Análisis de Enter the Gungeon

En Enter the Gungeon hay un montón de barriles. Hay barriles, hay cajas, hay estantes y hay armaduras, y todas comparten algo en común: no sirven absolutamente de nada. La reacción instintiva es arrasar con todo, porque décadas de experiencia nos han enseñado que destrozar el salón comedor de un perfecto desconocido suele aportar pingües beneficios, pero en esta ocasión es completamente inútil; por más vasijas que reventemos, aquí no hay nada que rascar. Podría parecer frustrante, un error de diseño e incluso una falta de respeto hacia un jugador educado en esperar algún tipo de recompensa, hasta que pasan unas horas y de repente lo entiendes: verlo todo estallar es una recompensa en sí misma. Si hay hileras de barriles, es para que tengamos algo que embestir mientras saltamos hacia una posición segura, y la única función de esas estanterías es llenarlo todo de papelotes cuando volquemos una mesa y desatemos el caos en la biblioteca. Puede que se echen en falta unas cuantas palomas, pero tras todas esas toneladas de atrezzo inservible se esconde una declaración de intenciones: Enter the Gungeon es un dungeon crawler, sí, pero uno que dirigiría John Woo.
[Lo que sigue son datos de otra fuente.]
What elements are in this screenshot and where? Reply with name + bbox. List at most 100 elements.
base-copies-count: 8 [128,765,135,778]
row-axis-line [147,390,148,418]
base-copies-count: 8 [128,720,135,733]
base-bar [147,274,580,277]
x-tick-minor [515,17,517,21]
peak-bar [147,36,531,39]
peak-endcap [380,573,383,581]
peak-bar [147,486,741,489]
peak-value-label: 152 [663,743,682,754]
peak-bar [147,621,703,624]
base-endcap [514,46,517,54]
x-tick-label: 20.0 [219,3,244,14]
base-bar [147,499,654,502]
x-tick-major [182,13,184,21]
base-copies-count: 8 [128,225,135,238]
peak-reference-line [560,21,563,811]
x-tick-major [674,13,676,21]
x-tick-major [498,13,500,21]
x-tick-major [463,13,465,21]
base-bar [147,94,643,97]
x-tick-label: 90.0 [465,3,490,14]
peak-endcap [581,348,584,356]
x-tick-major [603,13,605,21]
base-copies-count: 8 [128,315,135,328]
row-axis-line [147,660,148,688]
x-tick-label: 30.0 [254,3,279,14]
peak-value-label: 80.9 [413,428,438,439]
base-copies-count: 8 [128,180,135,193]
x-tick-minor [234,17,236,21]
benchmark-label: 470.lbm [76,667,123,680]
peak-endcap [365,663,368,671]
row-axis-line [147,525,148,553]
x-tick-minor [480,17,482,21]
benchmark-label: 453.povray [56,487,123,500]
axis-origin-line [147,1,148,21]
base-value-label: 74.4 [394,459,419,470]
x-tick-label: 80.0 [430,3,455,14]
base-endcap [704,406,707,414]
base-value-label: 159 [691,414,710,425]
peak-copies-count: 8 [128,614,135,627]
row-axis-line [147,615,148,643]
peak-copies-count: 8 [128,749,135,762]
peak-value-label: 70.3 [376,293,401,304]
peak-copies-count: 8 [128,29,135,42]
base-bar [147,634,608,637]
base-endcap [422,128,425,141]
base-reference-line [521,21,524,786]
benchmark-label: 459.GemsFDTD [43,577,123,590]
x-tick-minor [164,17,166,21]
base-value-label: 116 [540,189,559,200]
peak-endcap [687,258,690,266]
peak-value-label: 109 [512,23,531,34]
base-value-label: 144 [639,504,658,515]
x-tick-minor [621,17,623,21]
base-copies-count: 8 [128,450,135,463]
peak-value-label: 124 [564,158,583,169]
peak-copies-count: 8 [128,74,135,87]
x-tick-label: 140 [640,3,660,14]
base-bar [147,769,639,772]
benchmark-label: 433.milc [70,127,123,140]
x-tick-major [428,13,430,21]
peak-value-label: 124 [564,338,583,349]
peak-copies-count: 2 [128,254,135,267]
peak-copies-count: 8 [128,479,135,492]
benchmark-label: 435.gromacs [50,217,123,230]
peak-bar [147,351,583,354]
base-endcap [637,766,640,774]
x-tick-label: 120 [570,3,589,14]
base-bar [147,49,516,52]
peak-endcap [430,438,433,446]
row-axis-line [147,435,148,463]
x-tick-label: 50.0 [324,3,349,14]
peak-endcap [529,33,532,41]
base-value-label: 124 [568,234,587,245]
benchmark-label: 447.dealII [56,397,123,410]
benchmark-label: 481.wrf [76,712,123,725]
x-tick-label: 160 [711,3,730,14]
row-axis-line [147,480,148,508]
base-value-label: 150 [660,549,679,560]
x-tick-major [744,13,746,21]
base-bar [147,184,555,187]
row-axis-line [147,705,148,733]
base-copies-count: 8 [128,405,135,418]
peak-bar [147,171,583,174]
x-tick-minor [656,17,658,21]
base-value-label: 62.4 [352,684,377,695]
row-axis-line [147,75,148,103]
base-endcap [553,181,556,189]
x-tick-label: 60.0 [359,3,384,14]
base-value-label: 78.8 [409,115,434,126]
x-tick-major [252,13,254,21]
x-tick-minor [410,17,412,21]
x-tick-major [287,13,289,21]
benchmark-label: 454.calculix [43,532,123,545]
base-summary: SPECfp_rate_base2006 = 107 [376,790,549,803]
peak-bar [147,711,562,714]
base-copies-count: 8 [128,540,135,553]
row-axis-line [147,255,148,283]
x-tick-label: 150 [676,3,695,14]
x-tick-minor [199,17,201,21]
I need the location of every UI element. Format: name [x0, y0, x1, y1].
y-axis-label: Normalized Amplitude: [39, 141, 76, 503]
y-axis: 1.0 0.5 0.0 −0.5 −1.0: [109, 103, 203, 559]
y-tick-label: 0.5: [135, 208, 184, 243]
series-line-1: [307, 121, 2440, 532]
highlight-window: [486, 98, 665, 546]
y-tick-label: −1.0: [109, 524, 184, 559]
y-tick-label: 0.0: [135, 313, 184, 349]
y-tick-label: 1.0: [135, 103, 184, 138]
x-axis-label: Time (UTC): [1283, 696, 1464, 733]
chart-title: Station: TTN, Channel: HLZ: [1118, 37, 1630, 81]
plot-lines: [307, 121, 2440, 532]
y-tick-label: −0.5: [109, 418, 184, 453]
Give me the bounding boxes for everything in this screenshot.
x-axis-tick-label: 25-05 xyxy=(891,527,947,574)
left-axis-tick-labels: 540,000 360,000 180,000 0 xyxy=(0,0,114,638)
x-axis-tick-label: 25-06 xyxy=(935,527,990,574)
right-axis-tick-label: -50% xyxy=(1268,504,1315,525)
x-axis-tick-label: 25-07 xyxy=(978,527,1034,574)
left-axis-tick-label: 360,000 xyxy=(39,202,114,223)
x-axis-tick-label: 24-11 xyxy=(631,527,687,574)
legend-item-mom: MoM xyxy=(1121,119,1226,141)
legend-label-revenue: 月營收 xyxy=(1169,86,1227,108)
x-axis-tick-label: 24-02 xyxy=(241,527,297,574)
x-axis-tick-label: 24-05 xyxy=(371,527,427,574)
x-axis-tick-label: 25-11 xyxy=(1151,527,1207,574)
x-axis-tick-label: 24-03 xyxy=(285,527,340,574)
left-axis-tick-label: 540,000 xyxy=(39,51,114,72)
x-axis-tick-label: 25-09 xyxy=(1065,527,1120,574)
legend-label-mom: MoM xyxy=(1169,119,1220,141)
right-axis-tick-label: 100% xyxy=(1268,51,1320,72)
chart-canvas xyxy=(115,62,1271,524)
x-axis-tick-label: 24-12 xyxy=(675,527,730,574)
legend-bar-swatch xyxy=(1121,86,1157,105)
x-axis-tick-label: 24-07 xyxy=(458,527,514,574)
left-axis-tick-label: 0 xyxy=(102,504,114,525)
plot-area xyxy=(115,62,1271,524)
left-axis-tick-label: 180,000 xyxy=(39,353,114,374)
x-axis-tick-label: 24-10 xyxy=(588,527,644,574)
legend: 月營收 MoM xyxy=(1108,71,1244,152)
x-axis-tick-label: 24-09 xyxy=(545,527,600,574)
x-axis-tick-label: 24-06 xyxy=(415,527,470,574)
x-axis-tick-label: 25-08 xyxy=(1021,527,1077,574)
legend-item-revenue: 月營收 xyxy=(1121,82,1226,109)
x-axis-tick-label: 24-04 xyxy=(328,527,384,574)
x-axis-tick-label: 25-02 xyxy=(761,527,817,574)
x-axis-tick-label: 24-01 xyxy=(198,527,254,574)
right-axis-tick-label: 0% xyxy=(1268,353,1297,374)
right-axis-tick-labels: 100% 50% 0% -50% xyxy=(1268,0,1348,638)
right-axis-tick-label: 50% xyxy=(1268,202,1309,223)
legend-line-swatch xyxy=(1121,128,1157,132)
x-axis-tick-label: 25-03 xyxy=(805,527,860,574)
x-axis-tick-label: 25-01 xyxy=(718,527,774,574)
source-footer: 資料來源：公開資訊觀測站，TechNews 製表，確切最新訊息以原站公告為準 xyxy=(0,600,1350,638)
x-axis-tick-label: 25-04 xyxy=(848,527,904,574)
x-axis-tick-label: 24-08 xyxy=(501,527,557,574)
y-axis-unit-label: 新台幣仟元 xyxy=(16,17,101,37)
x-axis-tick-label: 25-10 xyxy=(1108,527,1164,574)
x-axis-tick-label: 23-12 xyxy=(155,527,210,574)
Suficiente para enamorarse, sin duda, pero por suerte es mucho más que eso.

Ahí está su verdadera fuerza, y también uno de sus principales conflictos. Porque Enter the Gungeon quiere ser muchas cosas, y al menos en mi caso ha topado con un muro, uno que resulta bastante más difícil llevarse por delante: querer que sea solo una. Es la primera vez que voy a mencionar a Nuclear Throne en este texto, y espero sinceramente que no sean muchas más, porque el juego de Vlambeer es de esos que calan hondo y ante una propuesta así es realmente complejo no ver los paralelismos. La hoja de ruta (acción frenética, armas delirantes, superar planta tras planta de una mazmorra generada proceduralmente hasta que una bala perdida te devuelva a la casilla de salida sin compasión) en esencia es la misma, y por eso una sensación familiar no tarda en hacer su aparición: todo esto está muy bien, pero hay alguien que lo hace mejor. O dicho de otra manera, por qué jugar a la copia pudiendo invertir más tiempo en el original. Y es una etiqueta, la de copia, que parte de nosotros mismos, porque realmente queremos que lo sea. Porque hay ítems, y desbloqueos, y habilidades pasivas que cambian las reglas del juego, pero añoramos el ritmo y la concreción de un sistema de mutaciones que no da tregua y podemos reconocer de un simple vistazo. Porque somos jugadores, y hacemos lo que hacen los jugadores: exigir innovación, y desear lo mismo de siempre.

Pero sigues jugando, porque la receta es endiabladamente adictiva y porque las croquetas siguen estando ricas aunque no las prepare tu madre. Y empiezas a reparar en las diferencias, algunas sutiles y otras no tanto, hasta que por fin comprendes que Enter the Gungeon quiere ser Nuclear Throne, pero solo quiere serlo a medias. La otra mitad, y es una porción bien grande, está construida en torno a la pausa, la reflexión, y una manera de estudiar a los rivales y medir los espacios que simplemente no es posible a esas velocidades. Y es cuando entran en escena sus dos mecánicas definitorias, dos habilidades que erróneamente relacionábamos con Chow Yun-Fat y no nos dejaban ver que realmente estamos jugando a un Dark Souls. Porque las mesas volcadas son nuestro escudo, y esa voltereta in extremis que nos permite sortear las balas es nuestro arma principal a la hora de bailar con los enemigos, de rodearlos, de jugar con el entorno y de convertir un enfrentamiento mortal en un pasillo en un asunto trivial con espacio alrededor. Además, la voltereta esconde otra lección magistral: esos frames de invencibilidad que convierten el saltar hacia la muerte en la mejor opción de supervivencia. La autopreservación fundamentada en el propio ataque. Como en Platinum. Como en Bloodborne. Como los buenos.